In the present study, the prevalence of premalignant and malignant polyps was not associated with the presence of abnormal uterine bleeding. However, other studies have reported that abnormal uterine bleeding is associated with an increased risk of malignant polyps in postmenopausal women [28]. The discrepancy may be attributed to our study including only premenopausal women. It may also be explained by the fact that some small premalignant and malignant lesions existed on the surface or inside the polyps that were detected only by the pathological examinations and did not cause abnormal uterine bleeding. Therefore, when women are diagnosed with endometrial polyps, we propose that active management involving hysteroscopic polypectomy should be offered to premenopausal women with PCOS regardless of symptoms and to postmenopausal women with symptoms. Moreover, although screening for premalignant and malignant polyps with hysteroscopy is not recommended when considering the invasive nature of the procedure and the economic costs, we recommend routine pelvic ultrasonography for premenopausal women as well as for postmenopausal women regardless of symptoms. Evidence-based management of incidental ultrasound findings such as endometrial polyps has gained importance for modern gynaecologists. Therefore, it will be of great value to understand the significance of both symptomatic and asymptomatic endometrial polyps and their proposed management.
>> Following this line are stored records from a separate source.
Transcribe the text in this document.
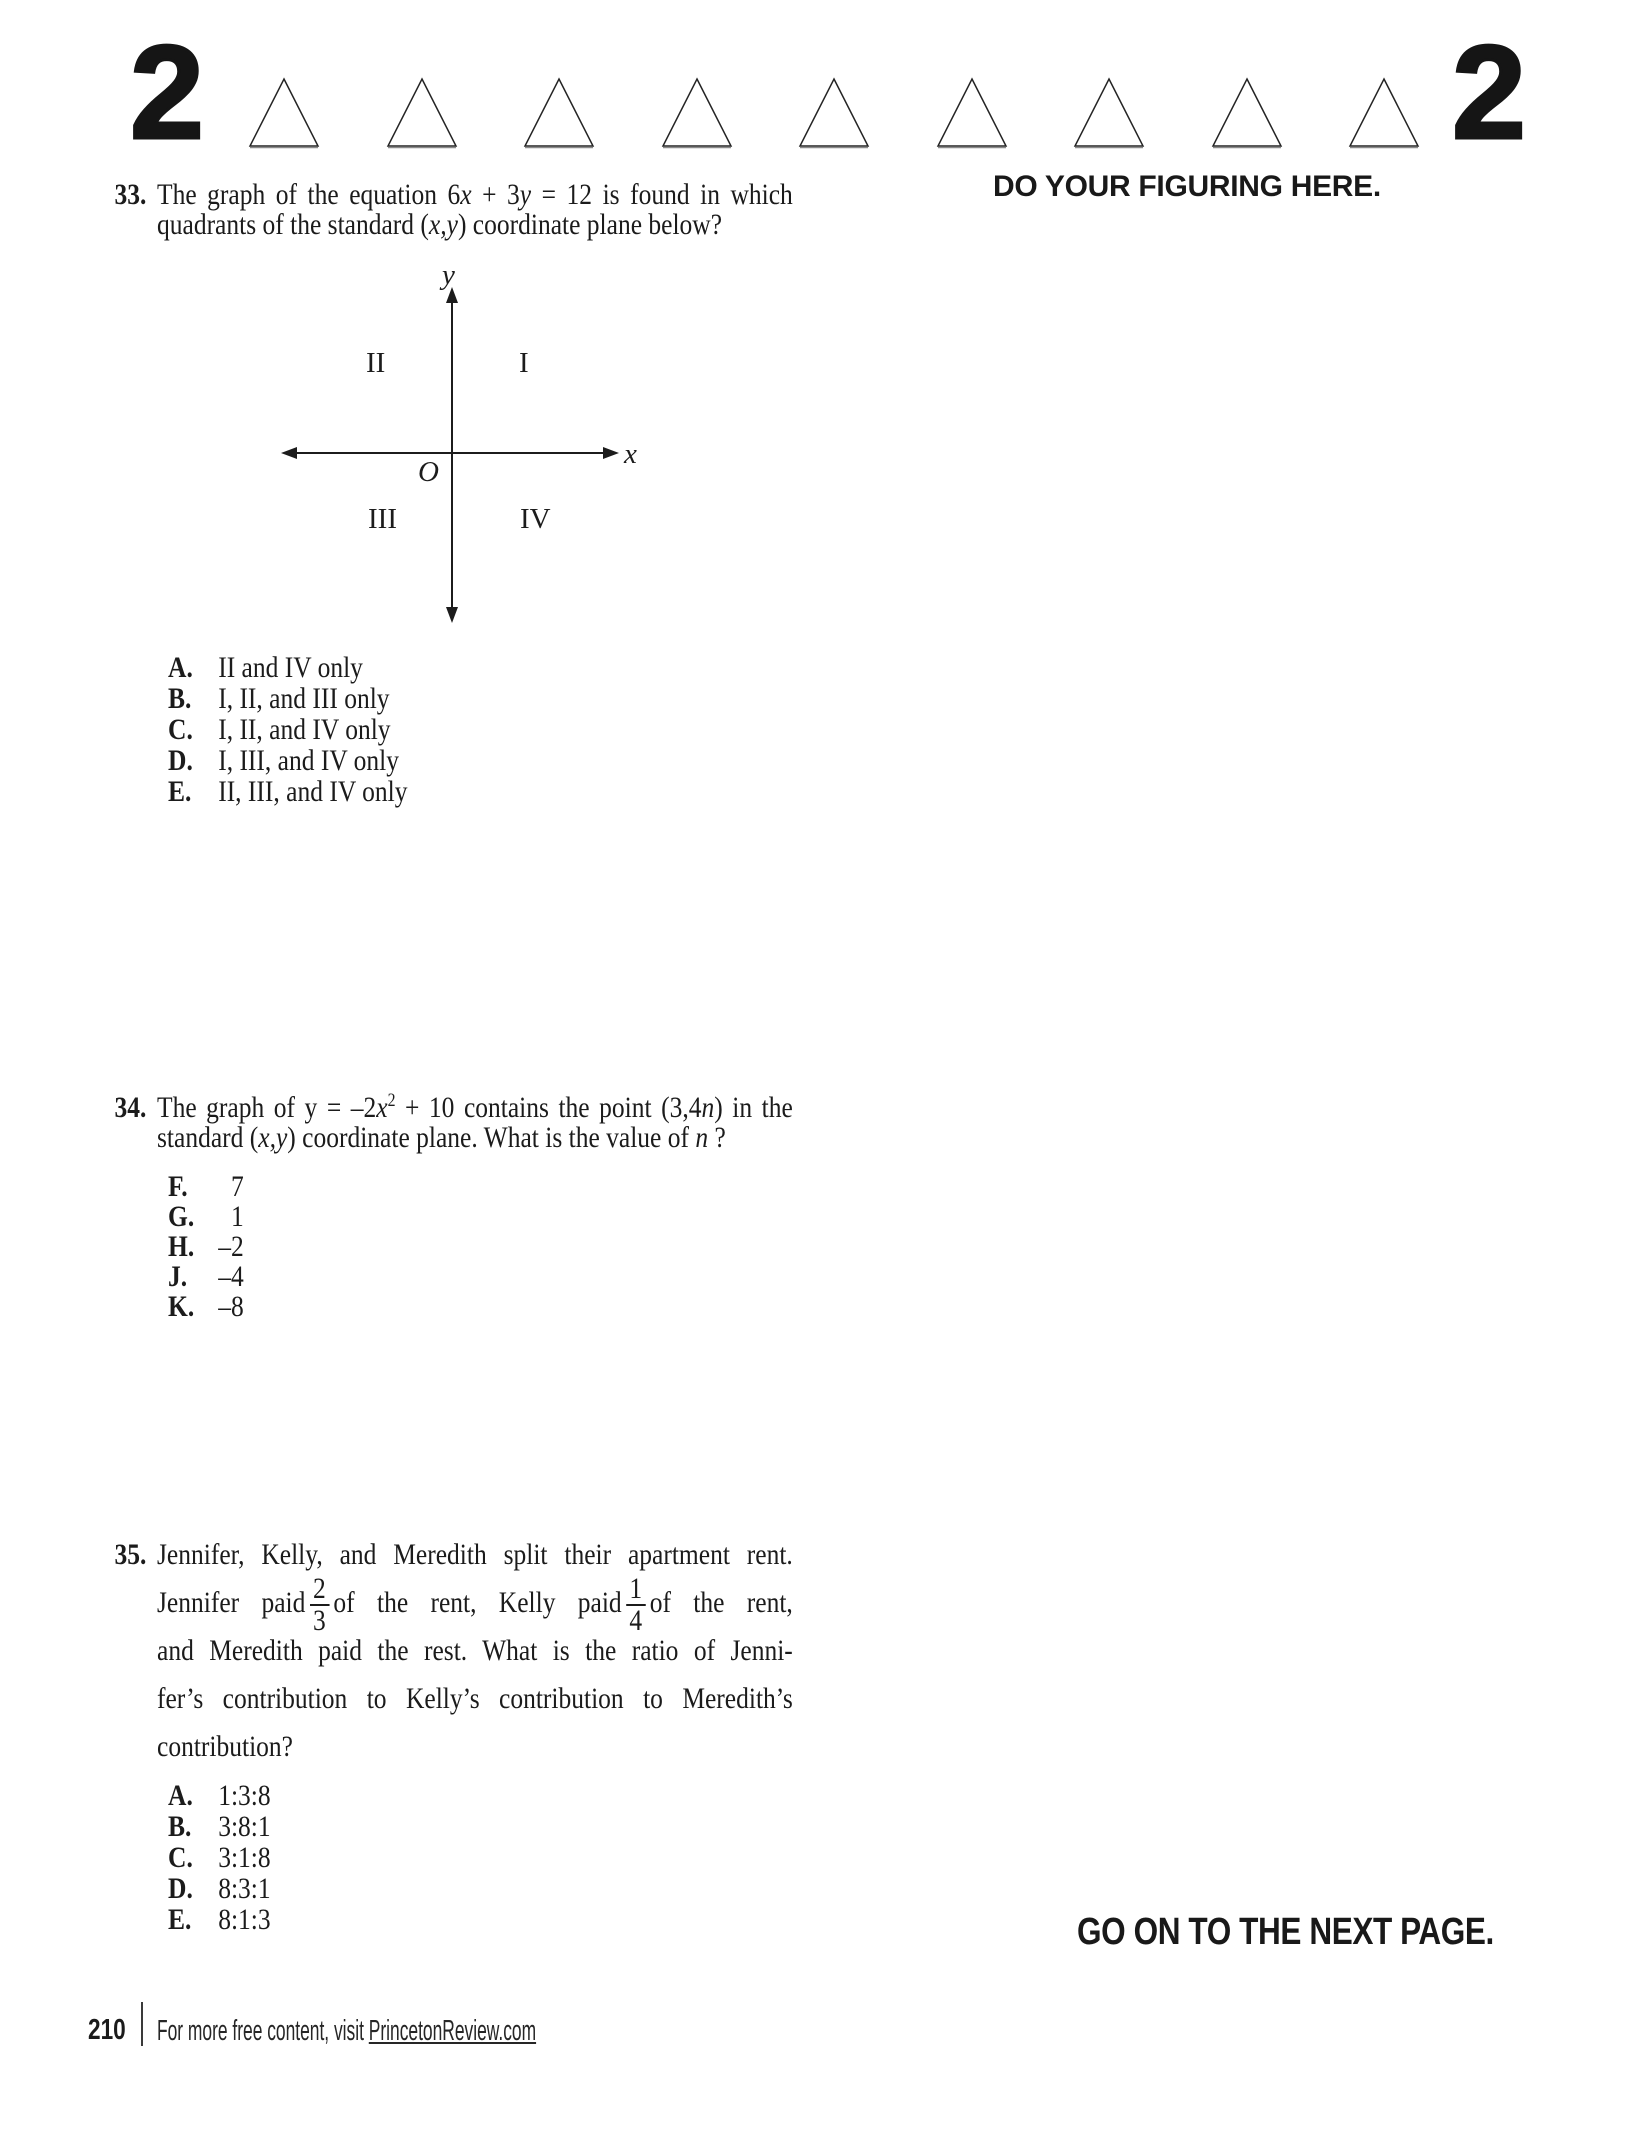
2	2
DO YOUR FIGURING HERE.
y
x
O
I
II
III	IV
33. The graph of the equation 6x + 3y = 12 is found in which
quadrants of the standard (x,y) coordinate plane below?
A. II and IV only
B. I, II, and III only
C. I, II, and IV only
D. I, III, and IV only
E. II, III, and IV only
34. The graph of $y = -2x^2 + 10$ contains the point (3,4n) in the
standard (x,y) coordinate plane. What is the value of n ?
F. 7
G. 1
H. –2
J. –4
K. –8
35. Jennifer, Kelly, and Meredith split their apartment rent.
Jennifer paid $\frac{2}{3}$ of the rent, Kelly paid $\frac{1}{4}$ of the rent,
and Meredith paid the rest. What is the ratio of Jenni-
fer’s contribution to Kelly’s contribution to Meredith’s
contribution?
A. 1:3:8
B. 3:8:1
C. 3:1:8
D. 8:3:1
E. 8:1:3	GO ON TO THE NEXT PAGE.
210 For more free content, visit PrincetonReview.com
Our study has many strengths. First, this study included a large sample size, and polyp removal was performed by a standardized procedure. Second, potential confounding factors were controlled in our evaluation of the association between PCOS and the premalignant and malignant endometrial polyps. Third, this study focused on premenopausal women because a considerable proportion of endometrial polyps are asymptomatic and are found incidentally in premenopausal women. Nevertheless, this study also has limitations. First, this study was conducted by a retrospective review of patient data and is subject to potential selection bias. Second, although a variety of potential confounding factors were controlled when we evaluated the association between PCOS and the premalignant and malignant endometrial polyps in premenopausal women, we cannot rule out the effect of any residual confounding factors on the findings. Third, the number of PCOS cases may have been underestimated in this study because we did not routinely screen PCOS in all outpatients. Finally, since this is a single-centre study, further multicentre studies are needed to confirm our findings.

Conclusions

PCOS is associated with a higher risk of premalignant and malignant endometrial polyps in premenopausal women. Therefore, it is necessary to evaluate the endometrium in PCOS patients with ultrasonography or hysteroscopy, and active management involving hysteroscopic polypectomy should be offered to PCOS patients diagnosed with endometrial polyps regardless of symptoms.